In this one-liner method, the Matplotlib’s semilogx function is used to generate a phase spectrum plot where the x-axis (frequency) is scaled logarithmically, providing a detailed view across a broad range of frequencies.

Summary/Discussion

  • Method 1: Basic Phase Spectrum Plot. This method is straightforward and suitable for simple signals. However, it might not handle phase discontinuities well.
  • Method 2: Unwrapping Phase Angles. Unwrapping provides a continuous phase plot, which eases interpretation. It may introduce artificial trends if not used judiciously.

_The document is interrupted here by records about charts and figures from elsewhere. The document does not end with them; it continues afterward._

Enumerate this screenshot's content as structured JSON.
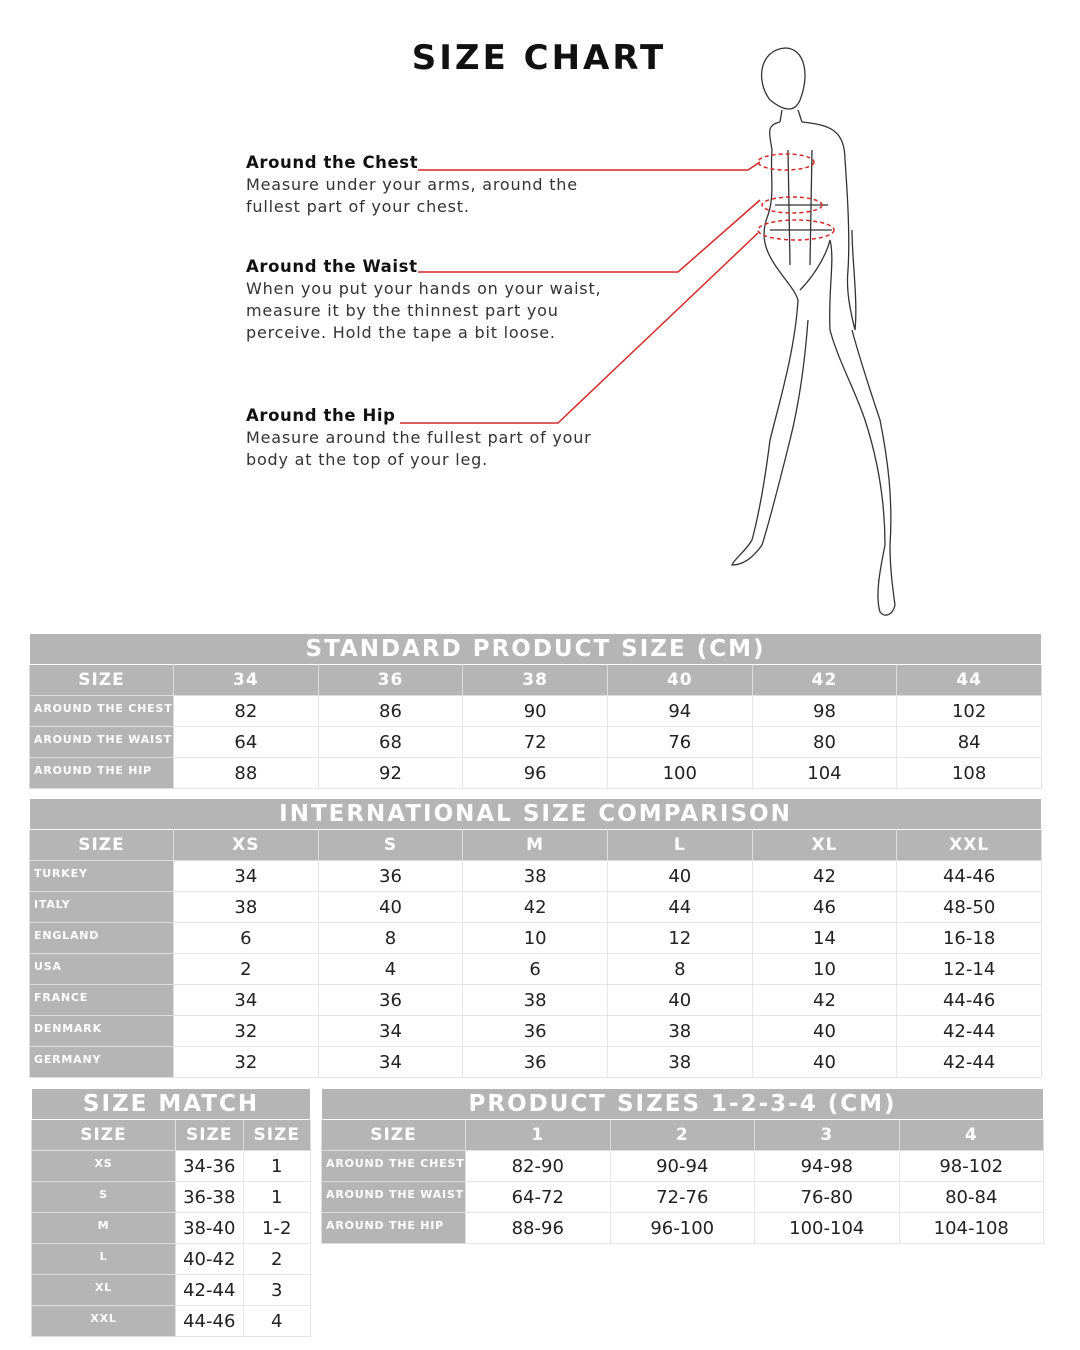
{
  "title": "SIZE CHART",
  "accent_color": "#d42a2a",
  "header_color": "#b5b5b5",
  "measurements": [
    {
      "label": "Around the Chest",
      "desc": "Measure under your arms, around the fullest part of your chest."
    },
    {
      "label": "Around the Waist",
      "desc": "When you put your hands on your waist, measure it by the thinnest part you perceive. Hold the tape a bit loose."
    },
    {
      "label": "Around the Hip",
      "desc": "Measure around the fullest part of your body at the top of your leg."
    }
  ],
  "tables": {
    "standard": {
      "caption": "STANDARD PRODUCT SIZE (CM)",
      "headers": [
        "SIZE",
        "34",
        "36",
        "38",
        "40",
        "42",
        "44"
      ],
      "rows": [
        [
          "AROUND THE CHEST",
          "82",
          "86",
          "90",
          "94",
          "98",
          "102"
        ],
        [
          "AROUND THE WAIST",
          "64",
          "68",
          "72",
          "76",
          "80",
          "84"
        ],
        [
          "AROUND THE HIP",
          "88",
          "92",
          "96",
          "100",
          "104",
          "108"
        ]
      ]
    },
    "international": {
      "caption": "INTERNATIONAL SIZE COMPARISON",
      "headers": [
        "SIZE",
        "XS",
        "S",
        "M",
        "L",
        "XL",
        "XXL"
      ],
      "rows": [
        [
          "TURKEY",
          "34",
          "36",
          "38",
          "40",
          "42",
          "44-46"
        ],
        [
          "ITALY",
          "38",
          "40",
          "42",
          "44",
          "46",
          "48-50"
        ],
        [
          "ENGLAND",
          "6",
          "8",
          "10",
          "12",
          "14",
          "16-18"
        ],
        [
          "USA",
          "2",
          "4",
          "6",
          "8",
          "10",
          "12-14"
        ],
        [
          "FRANCE",
          "34",
          "36",
          "38",
          "40",
          "42",
          "44-46"
        ],
        [
          "DENMARK",
          "32",
          "34",
          "36",
          "38",
          "40",
          "42-44"
        ],
        [
          "GERMANY",
          "32",
          "34",
          "36",
          "38",
          "40",
          "42-44"
        ]
      ]
    },
    "size_match": {
      "caption": "SIZE MATCH",
      "headers": [
        "SIZE",
        "SIZE",
        "SIZE"
      ],
      "rows": [
        [
          "XS",
          "34-36",
          "1"
        ],
        [
          "S",
          "36-38",
          "1"
        ],
        [
          "M",
          "38-40",
          "1-2"
        ],
        [
          "L",
          "40-42",
          "2"
        ],
        [
          "XL",
          "42-44",
          "3"
        ],
        [
          "XXL",
          "44-46",
          "4"
        ]
      ]
    },
    "product_sizes": {
      "caption": "PRODUCT SIZES 1-2-3-4 (CM)",
      "headers": [
        "SIZE",
        "1",
        "2",
        "3",
        "4"
      ],
      "rows": [
        [
          "AROUND THE CHEST",
          "82-90",
          "90-94",
          "94-98",
          "98-102"
        ],
        [
          "AROUND THE WAIST",
          "64-72",
          "72-76",
          "76-80",
          "80-84"
        ],
        [
          "AROUND THE HIP",
          "88-96",
          "96-100",
          "100-104",
          "104-108"
        ]
      ]
    }
  }
}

  • Method 3: Handling Negative Frequencies. Removing negative frequencies simplifies the plot. Care should be taken with complex signals where negative frequencies are informative.
  • Method 4: Phase Spectrum with Magnitude Threshold. This approach focuses on significant components, but small but potentially important details might be missed.
  • Method 5: Phase Spectrum with Log Scale. Useful for a broad spectrum, though it can be less intuitive for those unfamiliar with log scale interpretation.